NEW YORK (AP) — Transcripts of the secret grand jury testimony that led to the sex trafficking indictment of Jeffrey Epstein’s former girlfriend Ghislaine Maxwell shouldn’t be released, a judge ruled Monday in a stinging decision suggesting the Justice Department's real motive for wanting them unsealed was to fool the public with an “illusion” of transparency.
Judge Paul A. Engelmayer said in a written decision that federal law almost never allows for the release of grand jury materials and that making the documents public casually was a bad idea.
And the judge also belittled the Justice Department's argument that releasing grand jury materials might reveal new information about Epstein’s and Maxwell’s crimes, calling that premise "demonstrably false.”
After privately reviewing the materials the government sought to release publicly, the judge wrote that anyone familiar the evidence from Maxwell's 2021 sex trafficking trial would “learn next to nothing new” and “would come away feeling disappointed and misled.”
“The materials do not identify any person other than Epstein and Maxwell as having had sexual contact with a minor. They do not discuss or identify any client of Epstein’s or Maxwell’s. They do not reveal any heretofore unknown means or methods of Epstein’s or Maxwell’s crimes,” Engelmayer said.
He said the materials also don't reveal new locations where crimes occurred, new sources of Maxwell and Epstein's wealth, the circumstances of Epstein's death or the path of the government investigation.
The best argument to release the transcripts might be that “doing so would expose as disingenuous the Government’s public explanations for moving to unseal,” Engelmayer wrote.
“A member of the public, appreciating that the Maxwell grand jury materials do not contribute anything to public knowledge, might conclude that the Government’s motion for their unsealing was aimed not at ‘transparency’ but at diversion — aimed not at full disclosure but at the illusion of such,” he said.
The Justice Department had requested public disclosure of the entire proceedings before the Maxwell grand jury, minus redactions to protect privacy.
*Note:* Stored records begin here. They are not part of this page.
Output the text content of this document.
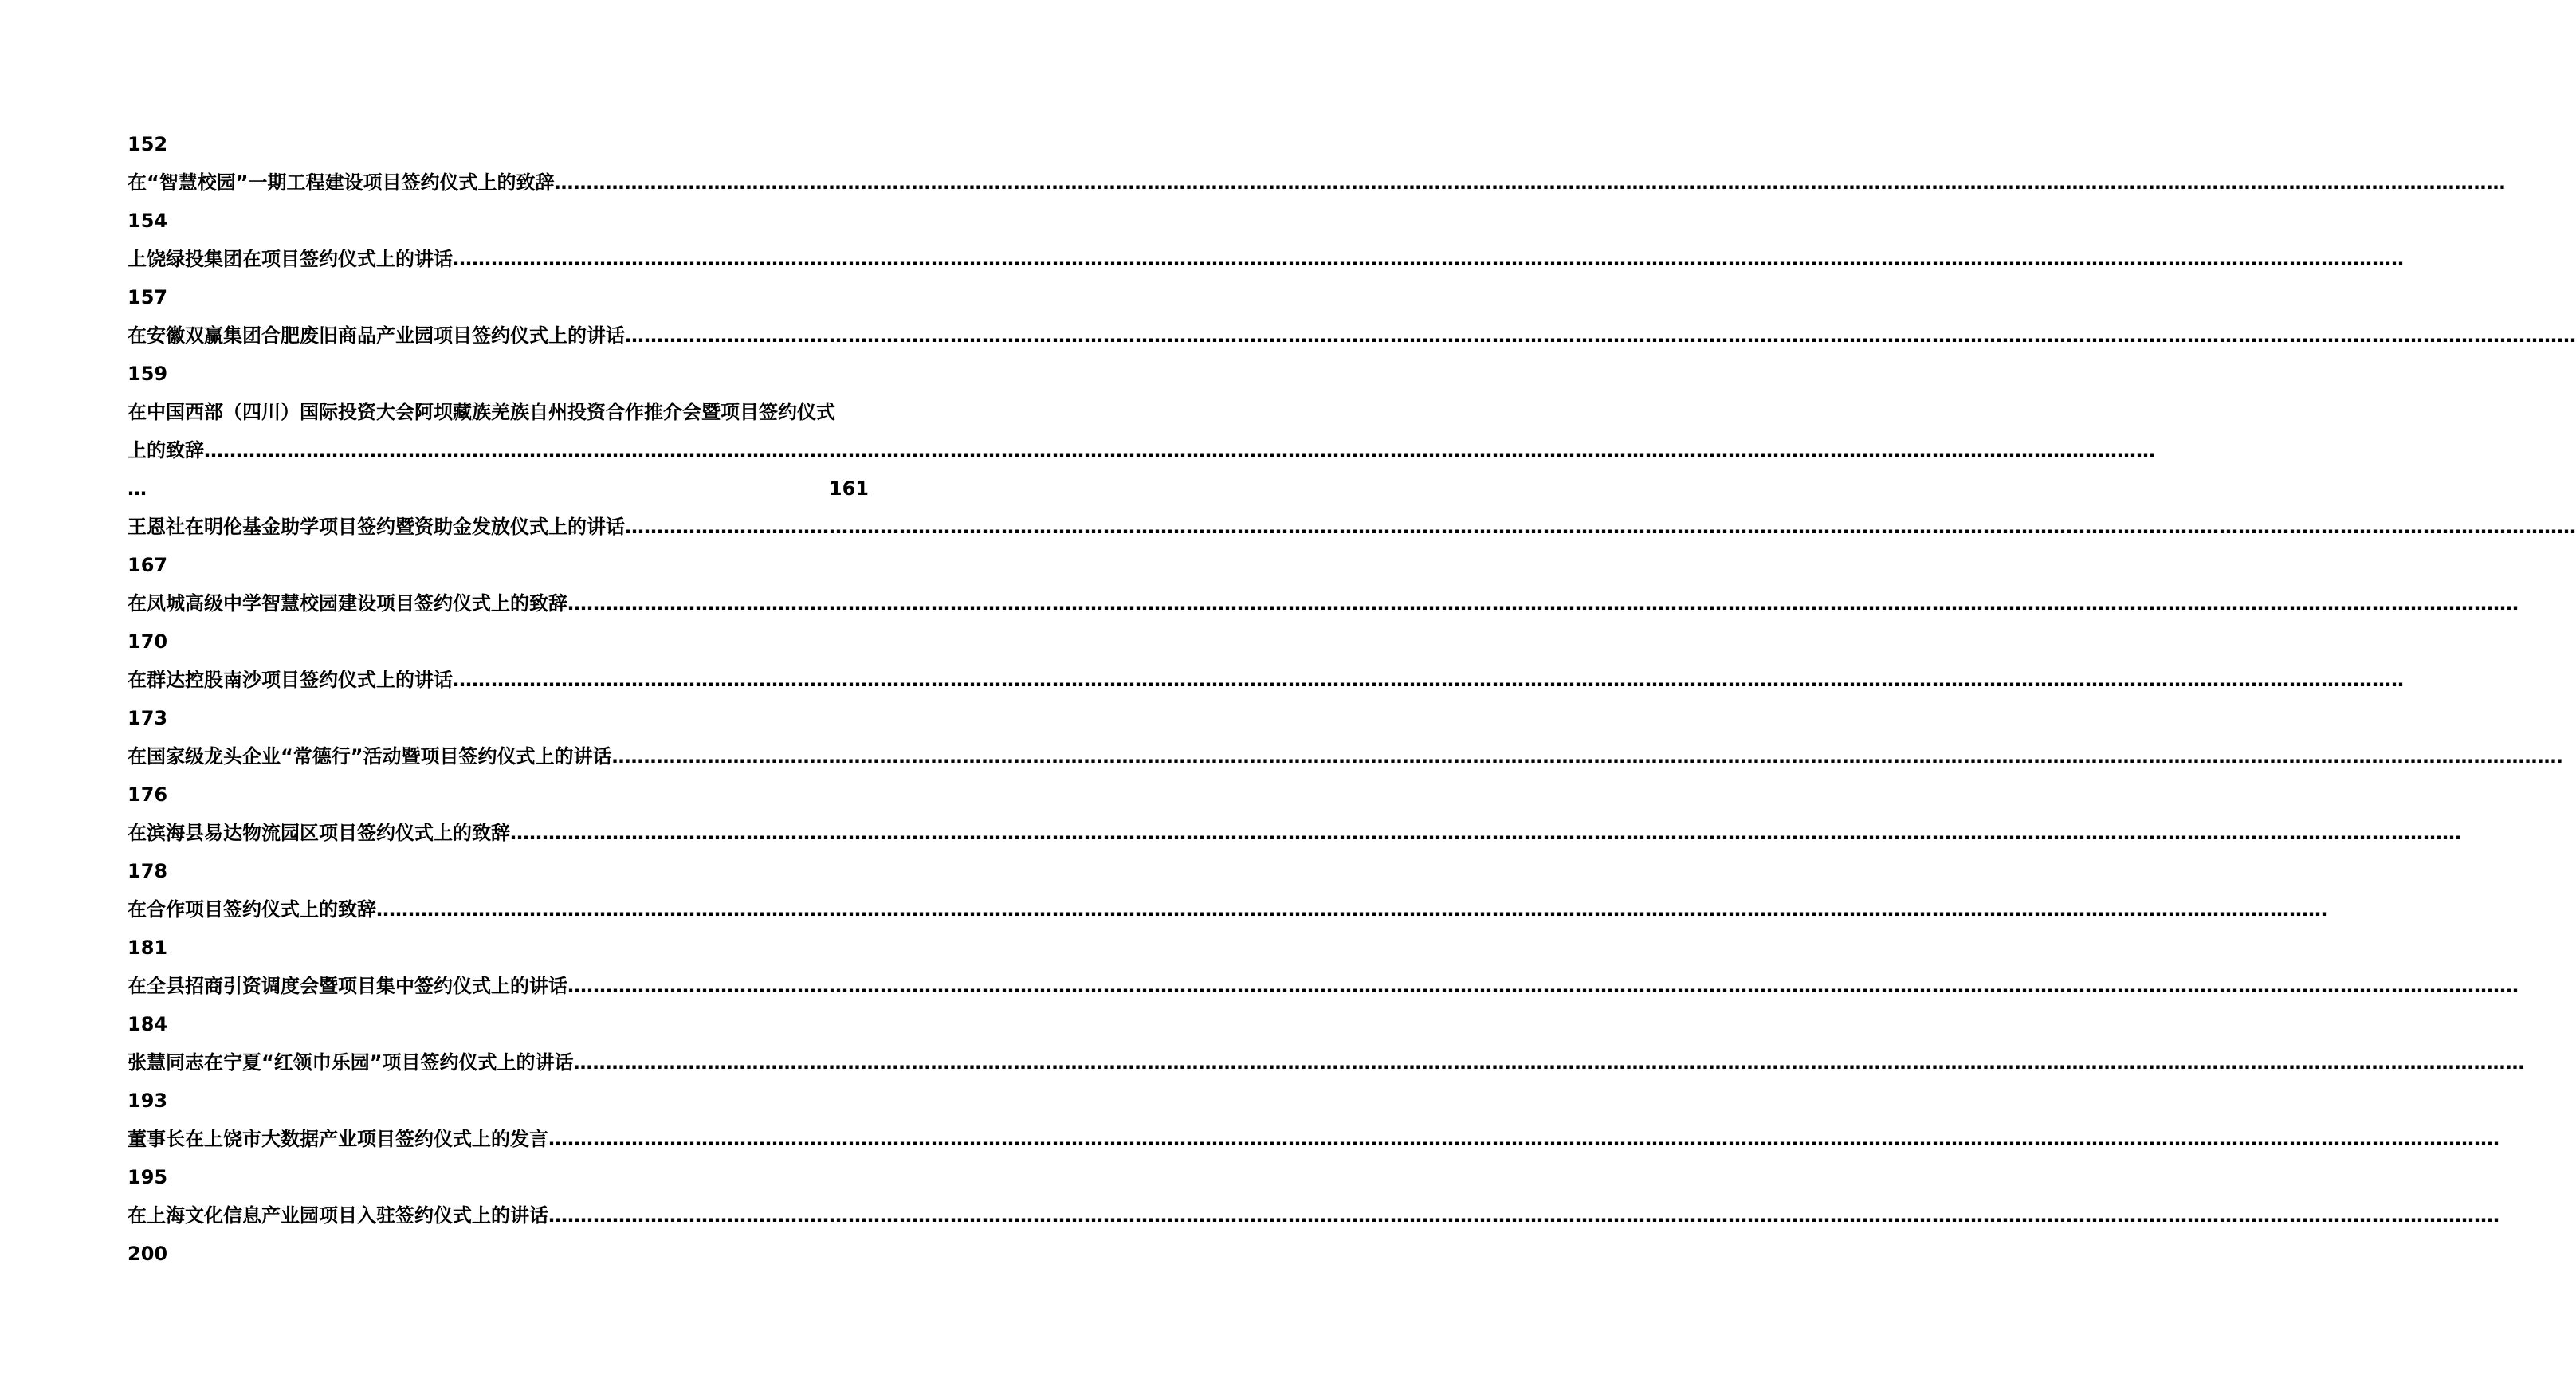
152
在“智慧校园”一期工程建设项目签约仪式上的致辞 ………………………………………………………………………………………………………………………………………………………………………………………………………………………………………………………………………………
154
上饶绿投集团在项目签约仪式上的讲话 ………………………………………………………………………………………………………………………………………………………………………………………………………………………………………………………………………………
157
在安徽双赢集团合肥废旧商品产业园项目签约仪式上的讲话 ………………………………………………………………………………………………………………………………………………………………………………………………………………………………………………………………………………
159
在中国西部（四川）国际投资大会阿坝藏族羌族自州投资合作推介会暨项目签约仪式
上的致辞 ………………………………………………………………………………………………………………………………………………………………………………………………………………………………………………………………………………
…	161
王恩社在明伦基金助学项目签约暨资助金发放仪式上的讲话 ………………………………………………………………………………………………………………………………………………………………………………………………………………………………………………………………………………
167
在凤城高级中学智慧校园建设项目签约仪式上的致辞 ………………………………………………………………………………………………………………………………………………………………………………………………………………………………………………………………………………
170
在群达控股南沙项目签约仪式上的讲话 ………………………………………………………………………………………………………………………………………………………………………………………………………………………………………………………………………………
173
在国家级龙头企业“常德行”活动暨项目签约仪式上的讲话 ………………………………………………………………………………………………………………………………………………………………………………………………………………………………………………………………………………
176
在滨海县易达物流园区项目签约仪式上的致辞 ………………………………………………………………………………………………………………………………………………………………………………………………………………………………………………………………………………
178
在合作项目签约仪式上的致辞 ………………………………………………………………………………………………………………………………………………………………………………………………………………………………………………………………………………
181
在全县招商引资调度会暨项目集中签约仪式上的讲话 ………………………………………………………………………………………………………………………………………………………………………………………………………………………………………………………………………………
184
张慧同志在宁夏“红领巾乐园”项目签约仪式上的讲话 ………………………………………………………………………………………………………………………………………………………………………………………………………………………………………………………………………………
193
董事长在上饶市大数据产业项目签约仪式上的发言 ………………………………………………………………………………………………………………………………………………………………………………………………………………………………………………………………………………
195
在上海文化信息产业园项目入驻签约仪式上的讲话 ………………………………………………………………………………………………………………………………………………………………………………………………………………………………………………………………………………
200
Florida lawyer Brad Edwards, who has represented nearly two dozen Epstein accusers, said he didn’t disagree with the ruling and most wanted to protect victims. “The grand jury materials contain very little in the way of evidentiary value anyway,” he said.
Maxwell lawyer Bobbi Sternheim declined comment. Messages for comment were left with the Justice Department.
Federal prosecutors had asked to unseal the documents to calm a whirlpool of suspicions about what the government knows about Epstein, a well-connected financier who authorities said killed himself in 2019 while awaiting trial on sex trafficking charges involving dozens of women and girls as young as 14. Maxwell, a socialite, was later convicted of helping him prey on underage girls.
The Justice Department has acknowledged that only an FBI agent and a New York Police Department detective testified before the grand jury in 2020 and 2021.
Prosecutors have said much of what was discussed behind the grand jury’s closed doors ultimately became public at Maxwell’s 2021 trial, in victims’ civil lawsuits or in public statements from victims and witnesses.
The decision about the grand jury transcripts doesn’t affect thousands of other pages the government possesses but has declined to release. The Justice Department has said much of the material was court-sealed to protect victims and little of it would've come out if Epstein had gone to trial.
Another federal judge is weighing whether to release grand jury transcripts from the Epstein case.
A federal judge in Florida declined to release grand jury documents from an investigation there in 2005 and 2007.
Maxwell, who’s appealing her conviction, opposed unsealing the documents. She recently was interviewed by the Justice Department and was moved from a prison in Florida to a prison camp in Texas. Her attorney says she testified truthfully.
The Epstein saga has again become a national flashpoint years after Epstein served jail time and registered as a sex offender after pleading guilty to Florida prostitution offenses in a 2008 deal that let him avoid federal charges then.
President Donald Trump raised questions about Epstein’s death, and Trump allies stoked conspiracy theories that dark secrets were covered up to protect powerful people. Some of those allies got powerful positions in Trump’s Justice Department and promised to pull back the curtain on the Epstein investigation — but then announced this summer nothing more would be released and a long-rumored Epstein “client list” doesn’t exist.
The about-face amplified the clamor for transparency. After trying unsuccessfully to change the subject and denigrating his own supporters for not moving on, Trump told Attorney General Pam Bondi to ask courts to unseal the grand jury transcripts.